Re: dpkg-sig support wanted?
Simon Richter <Simon.Richter@hogyros.de> writes:
>>>IF this means we can switch the effort to a detached signature that is more
>>>powerful than a .changes file (or we are allowed to have multiple signatures
>>> in a .changes file),
> That is already possible with gnupg, just not well-documented; I'm not
> entirely sure what interesting breakage would occur if one were to
> upload a changes file with multiple signatures.
It gives a parse error and the DAK rejects the file.
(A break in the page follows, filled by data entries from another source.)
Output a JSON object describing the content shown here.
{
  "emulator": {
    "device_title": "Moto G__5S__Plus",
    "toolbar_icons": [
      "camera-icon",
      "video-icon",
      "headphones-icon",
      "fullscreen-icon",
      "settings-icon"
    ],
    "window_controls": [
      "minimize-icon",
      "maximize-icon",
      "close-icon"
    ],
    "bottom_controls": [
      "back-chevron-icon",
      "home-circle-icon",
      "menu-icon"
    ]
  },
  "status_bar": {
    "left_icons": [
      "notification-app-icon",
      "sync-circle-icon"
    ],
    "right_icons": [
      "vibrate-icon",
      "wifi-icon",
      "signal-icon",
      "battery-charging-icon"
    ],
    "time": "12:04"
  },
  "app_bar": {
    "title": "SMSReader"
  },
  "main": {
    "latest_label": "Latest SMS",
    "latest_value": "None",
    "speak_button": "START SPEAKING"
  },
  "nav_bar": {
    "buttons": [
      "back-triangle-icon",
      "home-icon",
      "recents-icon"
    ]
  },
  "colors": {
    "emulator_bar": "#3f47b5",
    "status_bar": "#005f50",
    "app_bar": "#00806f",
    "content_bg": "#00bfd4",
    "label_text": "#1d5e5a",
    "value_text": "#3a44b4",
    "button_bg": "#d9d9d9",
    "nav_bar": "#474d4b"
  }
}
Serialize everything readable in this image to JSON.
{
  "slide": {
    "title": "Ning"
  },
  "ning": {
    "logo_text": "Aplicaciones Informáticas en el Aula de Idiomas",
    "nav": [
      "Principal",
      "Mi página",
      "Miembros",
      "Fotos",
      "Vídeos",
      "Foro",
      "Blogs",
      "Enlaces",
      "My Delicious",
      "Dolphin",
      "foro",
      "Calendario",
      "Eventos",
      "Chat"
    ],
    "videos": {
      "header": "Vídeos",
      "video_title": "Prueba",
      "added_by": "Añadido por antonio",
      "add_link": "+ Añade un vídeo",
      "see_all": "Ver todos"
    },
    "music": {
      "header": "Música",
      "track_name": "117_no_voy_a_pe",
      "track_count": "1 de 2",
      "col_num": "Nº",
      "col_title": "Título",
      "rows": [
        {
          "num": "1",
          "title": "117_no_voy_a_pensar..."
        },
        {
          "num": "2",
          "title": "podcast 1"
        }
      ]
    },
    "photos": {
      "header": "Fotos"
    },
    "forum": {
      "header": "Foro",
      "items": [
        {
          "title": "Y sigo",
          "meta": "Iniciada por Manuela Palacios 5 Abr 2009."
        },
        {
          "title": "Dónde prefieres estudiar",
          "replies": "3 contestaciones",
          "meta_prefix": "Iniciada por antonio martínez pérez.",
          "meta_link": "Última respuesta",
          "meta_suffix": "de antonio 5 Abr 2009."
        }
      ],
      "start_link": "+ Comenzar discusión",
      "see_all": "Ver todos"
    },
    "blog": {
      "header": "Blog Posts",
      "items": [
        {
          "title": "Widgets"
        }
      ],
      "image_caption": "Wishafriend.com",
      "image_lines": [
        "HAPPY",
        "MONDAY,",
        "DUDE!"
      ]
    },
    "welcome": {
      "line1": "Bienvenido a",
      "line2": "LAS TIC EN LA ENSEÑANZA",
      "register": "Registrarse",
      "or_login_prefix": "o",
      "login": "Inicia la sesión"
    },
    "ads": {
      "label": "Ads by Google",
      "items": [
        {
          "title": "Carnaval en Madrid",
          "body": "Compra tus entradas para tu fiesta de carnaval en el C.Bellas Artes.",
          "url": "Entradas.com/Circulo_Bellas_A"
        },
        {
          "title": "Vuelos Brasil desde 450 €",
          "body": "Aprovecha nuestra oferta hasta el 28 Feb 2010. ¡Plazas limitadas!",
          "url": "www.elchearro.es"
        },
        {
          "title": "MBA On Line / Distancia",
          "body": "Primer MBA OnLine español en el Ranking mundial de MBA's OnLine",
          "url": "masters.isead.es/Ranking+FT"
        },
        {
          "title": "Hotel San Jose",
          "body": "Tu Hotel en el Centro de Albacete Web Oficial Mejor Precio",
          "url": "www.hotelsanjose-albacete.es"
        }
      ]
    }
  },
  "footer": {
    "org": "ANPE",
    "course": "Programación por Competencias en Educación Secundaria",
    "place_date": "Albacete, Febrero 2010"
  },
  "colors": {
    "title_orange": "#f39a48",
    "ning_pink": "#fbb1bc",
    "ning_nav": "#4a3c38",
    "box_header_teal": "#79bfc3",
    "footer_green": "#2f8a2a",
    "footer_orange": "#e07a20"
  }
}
>>>where dpkg would simply refuse
>>>per user-set policy any non-signed deb or any deb without a specific
>> I'm sorry, but you're back to the snakeoil use for deb sigs. Expecting
>> a signature by a random Debian developer to mean something is not
A signature in the deb by a random developer is as trustworthy as the
changes file and you already trust that. So we are going from snakeoil
to snakoil. No harm done.
> That's why there can be multiple signatures. There would be one from
> the maintainer/buildd, a few from the Debian archive (for example, you
> could add one sig for "officially in Debian unstable", one for
> "migrated to testing" and one for "in a stable release") and if the
> idea of adding description/template translations later on catches on,
> also some from the translators/translation system.
Although that would alter the packages md5sum and even alter a package
while still being in a distribution (the unstable deb would suddenly
gain a signature). It would be a big change to allow this.